使いこなしている人には「型のストック」がある
AIで仕事が速い人と遅い人の差は、AIへの理解度や使用頻度じゃない。業務ごとの「型」を持っているかどうかです。
議事録用、提案書用、断りメール用——業務ごとに一度丁寧にプロンプトを作っておく。次からは【名前】や【日付】など、変わる部分だけ書き換えてコピペするだけ。指示を考える時間がほぼゼロになります。
ChatGPTを単発で使っている人に多いのが、毎回一から指示を書くパターン。「どう伝えればうまく出力できるか」を考えるだけで時間が消えて、結果として時短にならない。型があれば、この考える時間がそのままなくなります。
型に必要な3要素——役割・目的・形式
型を作るときに押さえるべきことは3つです。ChatGPTに何者として動いてほしいかの「役割」、何を作るかの「目的」、どんな形で出してほしいかの「出力形式」。
議事録を例にすると、型はこんな形になります。「あなたはビジネス文書のエキスパートです。以下のメモをもとに社内向けの会議議事録を作成してください。
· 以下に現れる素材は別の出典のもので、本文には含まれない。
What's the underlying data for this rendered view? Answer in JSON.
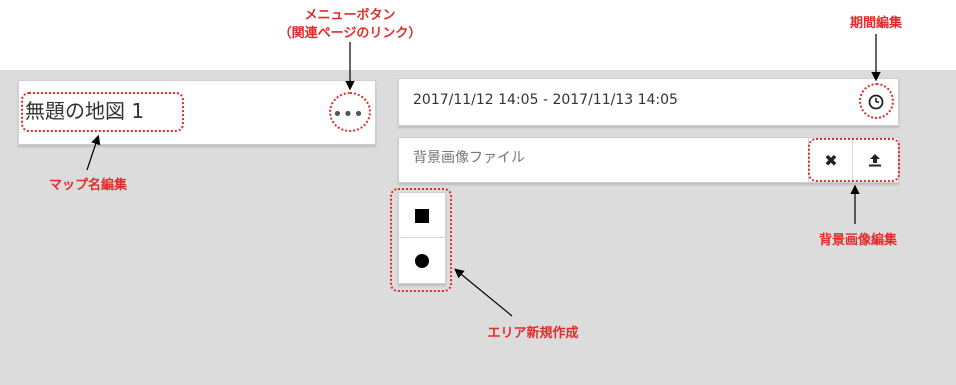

形式は決定事項・次のアクション(担当者と期限を明記)・議論の要点の3ブロックで。参加者:【名前】、日時:【日付】」
この型が1つできれば、次回は【名前】と【日付】だけ書き換えるだけです。出力がブレにくくなって、修正も減ります。慣れてくると同じ型から「社内向け」「クライアント向け」と派生させることもできます。最初から完璧な型を作ろうとしなくていい。2〜3回使って調整すれば、自分の仕事に合った形に育ちます。
まず1つ、今週使う業務で型を作る
一気に全部の型を作ろうとすると途中で止まります。まずは今週一番使う業務を1つ選んで、型を1本だけ作ってみてください。
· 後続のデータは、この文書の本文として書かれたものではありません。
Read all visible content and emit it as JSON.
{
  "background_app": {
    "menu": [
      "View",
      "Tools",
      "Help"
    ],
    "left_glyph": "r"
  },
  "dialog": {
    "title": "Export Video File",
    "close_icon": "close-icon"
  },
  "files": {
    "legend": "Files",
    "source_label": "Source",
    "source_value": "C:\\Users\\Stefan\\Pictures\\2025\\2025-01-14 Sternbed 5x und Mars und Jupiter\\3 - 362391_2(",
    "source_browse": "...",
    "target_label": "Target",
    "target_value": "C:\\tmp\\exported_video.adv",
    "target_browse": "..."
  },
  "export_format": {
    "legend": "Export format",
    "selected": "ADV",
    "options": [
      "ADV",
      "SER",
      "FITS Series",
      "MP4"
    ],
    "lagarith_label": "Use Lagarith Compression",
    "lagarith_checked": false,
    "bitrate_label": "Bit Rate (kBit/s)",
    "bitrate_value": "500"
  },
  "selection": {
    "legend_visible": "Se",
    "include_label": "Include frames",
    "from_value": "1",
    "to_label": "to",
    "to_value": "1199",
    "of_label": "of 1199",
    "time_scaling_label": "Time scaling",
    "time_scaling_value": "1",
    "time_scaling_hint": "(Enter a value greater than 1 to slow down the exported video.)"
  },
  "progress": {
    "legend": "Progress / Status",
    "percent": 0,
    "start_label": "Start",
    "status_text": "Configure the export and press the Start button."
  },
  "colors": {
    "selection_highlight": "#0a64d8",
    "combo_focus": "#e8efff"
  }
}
出力が気に入らなければ指示を少し変えて、また試す。使いながら直していくうちに、自分の仕事に合った型ができあがります。型が10本ほど揃うと、ほぼすべての業務でChatGPTをすぐ使える状態になる。プロンプトを考えるのに使っていた時間が、そのまま別の仕事に充てられます。
「AIで仕事が速い人」がやっているのは、特別なことではありません。型を持っているかどうかだけです。
「使っているけど思ったより便利じゃない」という感覚、すごくわかります。
型を一度作ると、ChatGPTへの見方がガラッと変わるんですよね。「毎回考えるもの」から「使い回せる道具」になる感じ。
今日、一番よく使う業務の型を1つ作ってみてください。最初の1本が、一番大事です。